Marshall Graduates Find Success in Tight Labor Market

Employees with graduate and undergraduate degrees in business from the USC Marshall School of Business are in high demand as hiring surges.

11.25.21

It’s the obvious first question any prospective Marshall or Leventhal student asks: What kind of job will this degree lead me to?  

The answer: Any opportunities you can imagine. And to help students fulfill those opportunities, Marshall’s commitment includes an unrelenting focus on career pathways. 

“For anyone at Marshall who’s wondering where their career will go, be open to the possibilities because it could be beyond your wildest dreams,” said Nicole Linder ’06, who pivoted from business to housing policy and was this year tapped to work in the Biden Administration.  

From startups to the Big Four to the White House …and beyond, Marshall students achieve on any front they put their passions into. 

It’s part of a larger trend in hiring from top business schools, as demand for new employees continues to rise among the most sought-after firms, as the Wall Street Journal recently reported. 

The overall trend for business school alums is back up the experiences of recent Marshall MBA graduates with more than 94 percent of full-time MBA graduates reported employment 3-months post-graduation.  The top three industries include consulting, financial services, and technology.  Companies that hired Marshall full-time MBA graduates include Deloitte, EY, Goldman Sachs, Capital Group, Amazon, Google, Cisco, Microsoft, and Scopely.  Average salary for Marshall full-time MBA grads is approximately $131,000 with an average sign-on bonus of more than $29,000.

Read the complete 2021 Full Time MBA Employment report here.  

Ensuring success in careers has been central to the school, not only for the full-time MBA program, but also for Marshall undergraduates. In recent years, Marshall has increased resources for students, including adding career advisors providing focused programming, as well as launching a new job platform (Handshake) that currently has more than 5,000 employers seeking business undergraduates. These efforts have led to a placement rate of 97.2% for our undergraduate business class of 2021 with an average salary of $72,800 and with 94.2% of the students engaged in an internship prior to graduation. 
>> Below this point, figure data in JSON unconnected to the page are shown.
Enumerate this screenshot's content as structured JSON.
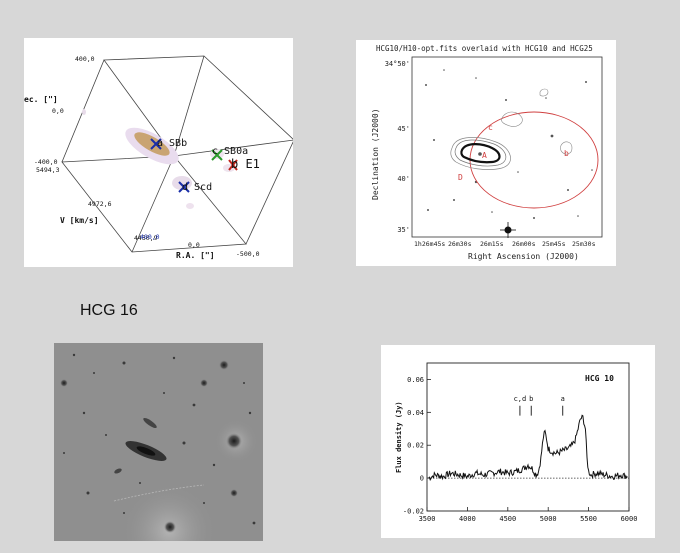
{
  "caption": "HCG 16",
  "cube_plot": {
    "axis_dec": "ec. [\"]",
    "axis_v": "V [km/s]",
    "axis_ra": "R.A. [\"]",
    "ticks": {
      "dec_top": "400,0",
      "dec_mid": "0,0",
      "dec_low": "-400,0",
      "v_high": "5494,3",
      "v_mid": "4972,6",
      "v_low": "4450,9",
      "ra_low": "400,0",
      "ra_mid": "0,0",
      "ra_high": "-500,0"
    },
    "galaxies": [
      {
        "label": "a SBb",
        "color": "#1a2ea8"
      },
      {
        "label": "c SB0a",
        "color": "#2a9a2a"
      },
      {
        "label": "b E1",
        "color": "#c0241c"
      },
      {
        "label": "d Scd",
        "color": "#1a2ea8"
      }
    ]
  },
  "overlay_plot": {
    "title": "HCG10/H10-opt.fits overlaid with HCG10 and HCG25",
    "ylabel": "Declination (J2000)",
    "xlabel": "Right Ascension (J2000)",
    "y_ticks": [
      "34°50'",
      "45'",
      "40'",
      "35'"
    ],
    "x_ticks": [
      "1h26m45s",
      "26m30s",
      "26m15s",
      "26m00s",
      "25m45s",
      "25m30s"
    ],
    "labels": {
      "a": "A",
      "b": "b",
      "c": "c",
      "d": "D"
    }
  },
  "chart_data": {
    "type": "line",
    "title": "HCG 10",
    "xlabel": "",
    "ylabel": "Flux density (Jy)",
    "xlim": [
      3500,
      6000
    ],
    "ylim": [
      -0.02,
      0.07
    ],
    "x_ticks": [
      "3500",
      "4000",
      "4500",
      "5000",
      "5500",
      "6000"
    ],
    "y_ticks": [
      "0.06",
      "0.04",
      "0.02",
      "0",
      "-0.02"
    ],
    "markers": [
      {
        "label": "c,d",
        "x": 4650
      },
      {
        "label": "b",
        "x": 4790
      },
      {
        "label": "a",
        "x": 5180
      }
    ],
    "baseline": 0,
    "series": [
      {
        "x": [
          3520,
          3600,
          3700,
          3800,
          3900,
          4000,
          4100,
          4200,
          4300,
          4400,
          4500,
          4600,
          4650,
          4700,
          4750,
          4800,
          4850,
          4880,
          4910,
          4940,
          4960,
          4980,
          5000,
          5050,
          5100,
          5150,
          5200,
          5250,
          5300,
          5340,
          5370,
          5400,
          5430,
          5460,
          5480,
          5500,
          5530,
          5600,
          5700,
          5800,
          5900,
          5980
        ],
        "y": [
          0.0,
          0.002,
          0.001,
          0.003,
          0.002,
          0.001,
          0.003,
          0.002,
          0.003,
          0.004,
          0.003,
          0.004,
          0.005,
          0.006,
          0.008,
          0.006,
          0.002,
          0.004,
          0.012,
          0.025,
          0.028,
          0.024,
          0.018,
          0.016,
          0.015,
          0.016,
          0.017,
          0.018,
          0.02,
          0.024,
          0.03,
          0.036,
          0.037,
          0.03,
          0.012,
          0.004,
          0.002,
          0.003,
          0.002,
          0.001,
          0.002,
          0.001
        ]
      }
    ]
  }
}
As both business education and job markets evolve, Marshall will continue to identify opportunities and introduce new resources for its students. 

“Our students’ time at Marshall is the beginning of a journey that starts with essential classroom education,” said Marshall Dean Geoff Garrett, “but it extends far beyond the classroom to the Trojan network, real-world learning and career pathways that last a lifetime.”